Steve Kleinedler, a lexicographer, is supervising editor for the American Heritage Dictionary of the English Language, published by Houghton Mifflin Harcourt (HMH). Since 1997, he has worked on dozens of additional titles at HMH, including the recent 100 Words Almost Everyone Mispronounces.
Q: What is your preferred environment for editing?
A: My desk in my office. This desk is piled with papers, books, coffee . . . well, let me start over. On the left side of my desk there are twenty-seven books lined against the wall, with two others lying on top of them. Sandwiched in between those books is a CD of a band that a former editor played in, the membership directory for the Dictionary Society of North America, a "Grammar Girl" CD, and a printed out list of entries in the American Heritage Dictionary of run-ons that have hyphens. There's a canister of red pens and a variety of highlighters. There are seven open books, stacked on top of each other. A coffee cup, two lids, a ruler, my pink bunny mug that I got as a gift in 1984, spoons, more pens, paper, rubber bands, paper clips, and a stack of index cards with comments, suggestions, and corrigenda. And that's just about three square feet of space. I work well in clutter. I know exactly where everything is. If I'm editing on paper, I have a table that has a slanted surface so I don't throw my back out. About seven years ago, my neck froze up. I never want to go through that again.

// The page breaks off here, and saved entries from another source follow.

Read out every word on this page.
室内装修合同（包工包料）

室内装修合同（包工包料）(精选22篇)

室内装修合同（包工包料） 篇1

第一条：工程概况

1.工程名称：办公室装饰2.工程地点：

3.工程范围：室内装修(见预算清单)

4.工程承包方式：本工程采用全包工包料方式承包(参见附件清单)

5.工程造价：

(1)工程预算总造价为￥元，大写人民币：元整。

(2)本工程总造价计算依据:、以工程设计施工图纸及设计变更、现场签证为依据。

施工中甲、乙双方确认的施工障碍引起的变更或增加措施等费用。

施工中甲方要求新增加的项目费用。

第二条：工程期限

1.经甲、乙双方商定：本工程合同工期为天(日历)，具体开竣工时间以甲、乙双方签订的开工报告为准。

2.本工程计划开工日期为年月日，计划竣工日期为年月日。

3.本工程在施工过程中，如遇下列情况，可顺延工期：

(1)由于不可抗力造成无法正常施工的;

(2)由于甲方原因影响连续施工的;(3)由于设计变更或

Q: What punctuation mark are you fondest of?
A: The semicolon is what shot through my mind first. Actually, I like adding semicolons when proofreading. When you add the semicolon to the margin, you embellish it with the upside-down caret above the dot and the caret below the comma, and the combined effect looks really cool. The punctuation mark I most like to write is the delete symbol. When I doodle, it's often a cascade of these.
Q: What punctuation, spelling, grammar, style, or usage error annoys you the most?
A: I'm pretty laid back in that I don't go around correcting people. That said, hypercorrections set my teeth on edge, especially the use of "I" instead of "me" after prepositions and as direct and indirect objects. Sometimes, I yell at the television. I yelled at American's Most Smartest Model a lot. Mary Alice Stephenson did this all the time and I kept waiting for Ben Stein to yell "with you and ME!" -- but he never did. (Tim Gunn, on the other hand, is my hero.)
Q: If you weren't in your current line of work, what would you be doing instead?
A: I transferred into Northwestern as a junior, and I had to make a snap decision about a major, and I was torn between linguistics and geography. I'd always had a fascination with language and maps. I would like to think that had I chosen geography, I would be a cartographer. I find it interesting that both cartographers and lexicographers have been equally affected by the phased disintegration of the former Yugoslavia over the past 18 years. If not cartography, I would probably be pursuing a career in directing for the stage -- currently in the evenings I direct sketch comedy at ImprovBoston.
Q: What drove you to become an editor?
A: So many random things. After I graduated from Northwestern, one of my professors began providing me with lexicographic freelance work. For my nine-to-five job, however, I was a word processor for a mortgage banker in Chicago. The word processors transcribed letters that officers had dictated into a Dictaphone. The company president hated long-windedness and insisted that the letters be edited thoroughly. At first, he edited everything that I transcribed to show me how to do it. After a couple months, I was expected to edit everything I transcribed (including his letters). This is where I learned how to express ideas concisely and slash overblown verbiage. I don't think I realized at first how crucial editing skills would be in lexicography, but you need to know how to edit to be a lexicographer -- in addition to creating content, you have to know how to edit.